Lord Bolton roula des yeux et se leva de sa chaise, sous le regard interrogateur de son fils.

-Tu es vraiment un idiot, siffla son père en se tournant vers la fenêtre de la salle de conseil vide, personne n'osera défier les Lannister, leur force est trop grande. Tous leurs ennemis ont été vaincus, Robb Stark, Balon Greyjoy, Renly Baratheon sont morts et Stannis a perdu la moitié de sa flotte ! Ce serait de la folie de les défier !

Le dirigeant de la maison Bolton resta silencieux pendant une minute et se tourna vers son fils, le regardant dans les yeux pendant plusieurs longues secondes.

-Walder Frey a insulté Sansa Stark, dans une lettre, il l'a insulté de putain Stark, il n'a pas eu de représailles après avoir demandé au roi Joffrey de tester la fidélité de sa femme de je-ne-sais-quelle manière tordue. Se débarrasser de la reine sera bien plus facile qu'on ne le pense, car si le roi aime se faire craindre des sept royaumes, il aime encore plus maltraiter sa reine…

-Comment…

-Sansa Stark a été battu devant toute la cour, du temps où Robb Stark était encore en vie après l'une de ses victoires face à l'armée Lannister…Le roi se donne un plaisir à l'humilier, elle en particuliers. Il aime voir les gens souffrir, il aime la voir souffrir. Tu vas te rendre à King's Landing et leur faire croire que l'on accepte de rendre le Nord à condition d'en être les gardiens jusqu'à ce que le second fils du roi soit en âge !

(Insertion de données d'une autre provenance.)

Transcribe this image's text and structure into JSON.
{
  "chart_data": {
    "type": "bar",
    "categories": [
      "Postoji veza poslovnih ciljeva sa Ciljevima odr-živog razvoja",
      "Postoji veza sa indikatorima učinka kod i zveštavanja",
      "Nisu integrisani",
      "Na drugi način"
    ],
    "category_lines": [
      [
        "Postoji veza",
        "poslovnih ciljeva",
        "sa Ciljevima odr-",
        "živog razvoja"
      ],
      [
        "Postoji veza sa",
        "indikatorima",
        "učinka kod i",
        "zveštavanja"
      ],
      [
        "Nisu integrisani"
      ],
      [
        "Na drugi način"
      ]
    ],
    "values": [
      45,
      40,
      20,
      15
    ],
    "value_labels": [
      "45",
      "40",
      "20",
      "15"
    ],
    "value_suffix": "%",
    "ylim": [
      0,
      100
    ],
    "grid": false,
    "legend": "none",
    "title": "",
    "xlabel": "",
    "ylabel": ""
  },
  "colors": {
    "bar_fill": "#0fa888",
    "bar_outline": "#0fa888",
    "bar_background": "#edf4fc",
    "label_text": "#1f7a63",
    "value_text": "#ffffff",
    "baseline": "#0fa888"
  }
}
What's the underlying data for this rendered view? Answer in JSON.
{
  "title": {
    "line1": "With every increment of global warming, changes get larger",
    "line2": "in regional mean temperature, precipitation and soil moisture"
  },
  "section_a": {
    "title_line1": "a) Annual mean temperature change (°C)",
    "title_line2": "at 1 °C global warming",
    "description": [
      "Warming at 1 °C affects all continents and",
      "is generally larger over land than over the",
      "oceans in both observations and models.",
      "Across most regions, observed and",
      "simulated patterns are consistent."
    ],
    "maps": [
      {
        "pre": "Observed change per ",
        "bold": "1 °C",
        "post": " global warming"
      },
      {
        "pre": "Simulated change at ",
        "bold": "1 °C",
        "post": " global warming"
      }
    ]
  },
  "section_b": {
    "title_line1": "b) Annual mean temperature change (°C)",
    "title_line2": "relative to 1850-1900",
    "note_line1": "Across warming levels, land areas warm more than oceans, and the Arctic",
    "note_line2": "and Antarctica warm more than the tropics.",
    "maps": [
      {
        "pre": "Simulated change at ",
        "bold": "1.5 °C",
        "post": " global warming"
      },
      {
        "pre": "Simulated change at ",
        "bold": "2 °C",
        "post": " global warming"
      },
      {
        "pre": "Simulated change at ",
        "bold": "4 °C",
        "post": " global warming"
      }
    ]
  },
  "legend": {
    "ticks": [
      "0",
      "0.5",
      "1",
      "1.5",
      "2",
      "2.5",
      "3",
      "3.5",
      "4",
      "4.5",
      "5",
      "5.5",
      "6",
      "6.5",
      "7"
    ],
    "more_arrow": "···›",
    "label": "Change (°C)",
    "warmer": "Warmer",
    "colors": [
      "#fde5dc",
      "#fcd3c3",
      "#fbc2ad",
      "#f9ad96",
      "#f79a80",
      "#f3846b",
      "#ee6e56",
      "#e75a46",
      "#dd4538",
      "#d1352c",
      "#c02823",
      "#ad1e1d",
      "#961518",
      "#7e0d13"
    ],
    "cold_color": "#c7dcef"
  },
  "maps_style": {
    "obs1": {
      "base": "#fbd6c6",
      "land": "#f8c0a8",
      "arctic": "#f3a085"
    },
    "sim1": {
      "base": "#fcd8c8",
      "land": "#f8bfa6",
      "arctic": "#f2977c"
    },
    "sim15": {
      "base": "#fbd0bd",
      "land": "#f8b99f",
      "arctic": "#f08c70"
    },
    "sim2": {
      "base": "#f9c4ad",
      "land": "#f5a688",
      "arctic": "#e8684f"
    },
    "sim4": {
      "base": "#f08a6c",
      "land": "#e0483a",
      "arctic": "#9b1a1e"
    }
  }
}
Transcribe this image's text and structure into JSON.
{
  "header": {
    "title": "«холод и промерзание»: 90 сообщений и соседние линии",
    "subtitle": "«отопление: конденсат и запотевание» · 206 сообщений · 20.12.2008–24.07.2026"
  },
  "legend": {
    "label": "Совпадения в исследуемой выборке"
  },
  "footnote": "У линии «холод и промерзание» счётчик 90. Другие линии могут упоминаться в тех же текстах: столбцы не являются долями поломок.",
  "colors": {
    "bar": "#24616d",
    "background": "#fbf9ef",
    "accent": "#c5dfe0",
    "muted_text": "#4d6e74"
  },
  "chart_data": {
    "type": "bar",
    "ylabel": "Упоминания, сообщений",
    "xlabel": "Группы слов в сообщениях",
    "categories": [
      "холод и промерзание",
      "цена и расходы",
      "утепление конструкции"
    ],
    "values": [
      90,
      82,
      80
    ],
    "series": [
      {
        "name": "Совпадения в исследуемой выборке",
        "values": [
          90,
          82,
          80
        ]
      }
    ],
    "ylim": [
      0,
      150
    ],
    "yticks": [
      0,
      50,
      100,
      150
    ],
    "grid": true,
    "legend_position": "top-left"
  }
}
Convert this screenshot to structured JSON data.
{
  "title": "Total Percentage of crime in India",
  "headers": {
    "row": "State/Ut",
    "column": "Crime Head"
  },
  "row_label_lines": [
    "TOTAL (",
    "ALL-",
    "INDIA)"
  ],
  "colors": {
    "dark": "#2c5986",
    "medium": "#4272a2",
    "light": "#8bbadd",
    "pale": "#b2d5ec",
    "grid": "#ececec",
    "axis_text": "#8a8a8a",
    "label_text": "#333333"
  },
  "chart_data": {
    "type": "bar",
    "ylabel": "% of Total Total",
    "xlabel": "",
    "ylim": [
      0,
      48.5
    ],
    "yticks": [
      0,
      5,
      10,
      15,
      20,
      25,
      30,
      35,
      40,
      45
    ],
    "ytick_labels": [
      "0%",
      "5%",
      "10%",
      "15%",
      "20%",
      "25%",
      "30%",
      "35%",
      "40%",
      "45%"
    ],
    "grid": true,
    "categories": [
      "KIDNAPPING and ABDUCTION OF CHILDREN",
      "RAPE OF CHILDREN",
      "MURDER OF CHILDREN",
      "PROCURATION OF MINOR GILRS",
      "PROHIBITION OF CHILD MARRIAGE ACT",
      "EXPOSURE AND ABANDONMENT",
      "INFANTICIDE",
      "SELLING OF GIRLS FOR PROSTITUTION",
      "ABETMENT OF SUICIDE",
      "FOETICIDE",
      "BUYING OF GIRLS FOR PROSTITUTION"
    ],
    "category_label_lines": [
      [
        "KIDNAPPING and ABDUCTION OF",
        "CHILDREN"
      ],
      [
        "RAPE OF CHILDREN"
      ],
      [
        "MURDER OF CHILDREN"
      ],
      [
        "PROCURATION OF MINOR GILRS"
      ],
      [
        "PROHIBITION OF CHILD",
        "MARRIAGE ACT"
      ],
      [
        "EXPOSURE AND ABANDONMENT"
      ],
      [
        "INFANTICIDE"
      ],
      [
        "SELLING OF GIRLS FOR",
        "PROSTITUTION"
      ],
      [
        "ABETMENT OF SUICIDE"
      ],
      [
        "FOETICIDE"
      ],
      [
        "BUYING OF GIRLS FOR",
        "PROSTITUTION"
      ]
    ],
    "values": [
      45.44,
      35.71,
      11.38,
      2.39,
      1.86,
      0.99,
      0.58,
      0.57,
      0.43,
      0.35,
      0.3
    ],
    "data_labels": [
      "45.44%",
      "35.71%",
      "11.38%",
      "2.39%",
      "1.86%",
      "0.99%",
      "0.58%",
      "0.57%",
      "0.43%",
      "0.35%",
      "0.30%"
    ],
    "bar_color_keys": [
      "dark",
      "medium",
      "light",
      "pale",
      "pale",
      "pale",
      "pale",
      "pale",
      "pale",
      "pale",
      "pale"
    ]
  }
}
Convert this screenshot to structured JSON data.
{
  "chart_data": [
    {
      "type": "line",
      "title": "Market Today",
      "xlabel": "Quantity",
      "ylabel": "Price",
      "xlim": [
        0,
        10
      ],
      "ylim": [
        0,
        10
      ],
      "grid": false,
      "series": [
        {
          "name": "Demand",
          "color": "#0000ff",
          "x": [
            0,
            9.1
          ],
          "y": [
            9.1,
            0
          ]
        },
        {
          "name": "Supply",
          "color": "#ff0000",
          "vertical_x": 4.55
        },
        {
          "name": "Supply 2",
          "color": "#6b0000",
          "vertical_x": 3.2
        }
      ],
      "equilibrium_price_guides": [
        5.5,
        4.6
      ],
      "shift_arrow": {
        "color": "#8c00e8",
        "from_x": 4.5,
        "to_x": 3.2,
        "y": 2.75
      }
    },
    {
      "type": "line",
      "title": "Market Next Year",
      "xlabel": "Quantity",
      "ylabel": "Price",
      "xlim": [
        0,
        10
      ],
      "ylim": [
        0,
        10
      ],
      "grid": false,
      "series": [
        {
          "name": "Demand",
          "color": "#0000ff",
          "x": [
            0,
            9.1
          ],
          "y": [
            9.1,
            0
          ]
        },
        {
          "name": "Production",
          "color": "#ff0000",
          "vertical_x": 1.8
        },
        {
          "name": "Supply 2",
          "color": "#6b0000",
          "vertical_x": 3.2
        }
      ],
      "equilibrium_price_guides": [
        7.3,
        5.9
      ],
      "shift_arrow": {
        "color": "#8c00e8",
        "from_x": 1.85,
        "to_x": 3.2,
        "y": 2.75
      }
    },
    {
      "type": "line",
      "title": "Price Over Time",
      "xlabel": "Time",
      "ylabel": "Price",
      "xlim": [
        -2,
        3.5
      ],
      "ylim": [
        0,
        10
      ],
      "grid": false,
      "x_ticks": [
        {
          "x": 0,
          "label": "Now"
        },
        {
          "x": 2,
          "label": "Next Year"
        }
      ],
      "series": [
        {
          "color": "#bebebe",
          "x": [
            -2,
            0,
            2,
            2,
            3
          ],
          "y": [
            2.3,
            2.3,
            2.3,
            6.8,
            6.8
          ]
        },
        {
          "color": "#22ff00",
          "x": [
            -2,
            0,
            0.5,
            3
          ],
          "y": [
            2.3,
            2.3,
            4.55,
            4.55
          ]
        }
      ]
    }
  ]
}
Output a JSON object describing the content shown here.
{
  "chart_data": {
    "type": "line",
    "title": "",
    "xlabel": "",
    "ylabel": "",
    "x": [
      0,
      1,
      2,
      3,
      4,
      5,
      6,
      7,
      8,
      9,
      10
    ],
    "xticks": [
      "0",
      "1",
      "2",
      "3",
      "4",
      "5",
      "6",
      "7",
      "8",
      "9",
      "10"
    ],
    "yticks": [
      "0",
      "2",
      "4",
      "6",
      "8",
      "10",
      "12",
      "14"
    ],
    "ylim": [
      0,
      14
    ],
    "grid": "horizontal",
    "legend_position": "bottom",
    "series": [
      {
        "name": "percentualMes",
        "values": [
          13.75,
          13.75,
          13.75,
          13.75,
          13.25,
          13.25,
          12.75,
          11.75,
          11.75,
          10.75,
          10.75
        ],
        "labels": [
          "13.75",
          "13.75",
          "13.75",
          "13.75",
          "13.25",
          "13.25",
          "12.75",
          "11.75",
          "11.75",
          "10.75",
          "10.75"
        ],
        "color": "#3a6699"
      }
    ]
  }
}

-Je ne veux pas aller à la cour d'un nouveau roi fou, père, que faire si ils comprennent la ruse ? Siffla Ramsay en fronçant les sourcils, n'avez-vous donc aucune affection pour moi pour m'envoyer dans la gueule du lion ?!

-J'en aurais, gronda Roose Bolton, lorsque tu auras tué Sansa Stark sans qu'on ne puisse soupçonner que ce soit toi. Tu la tueras, elle et son bébé !

Ramsay Bolton n'osa rien dire et hocha la tête à son père, les lèvres sèches.

-Bien. Dans 3 jours, j'aurais préparé une troupe qui t'emmènera à King's Landing, le voyage sera long, mais tu devrais y être dans quatre mois.

Ramsay ne répondit rien et sortit de la salle de conseil, sans un mot, la colère bouillonnant en lui.

Le regard vert de Joffrey, cruel et sournois, observait le chevalier, debout devant le trône, sous les yeux de toute la cour plaider pour son innocence.

Les yeux aussi verts que ceux du roi, appartenant au chevalier, ne reflétaient que de la peur et de l'effroi, une goutte de sueur roula sur son front et tremblant, il ouvrit ses lèvres pâles.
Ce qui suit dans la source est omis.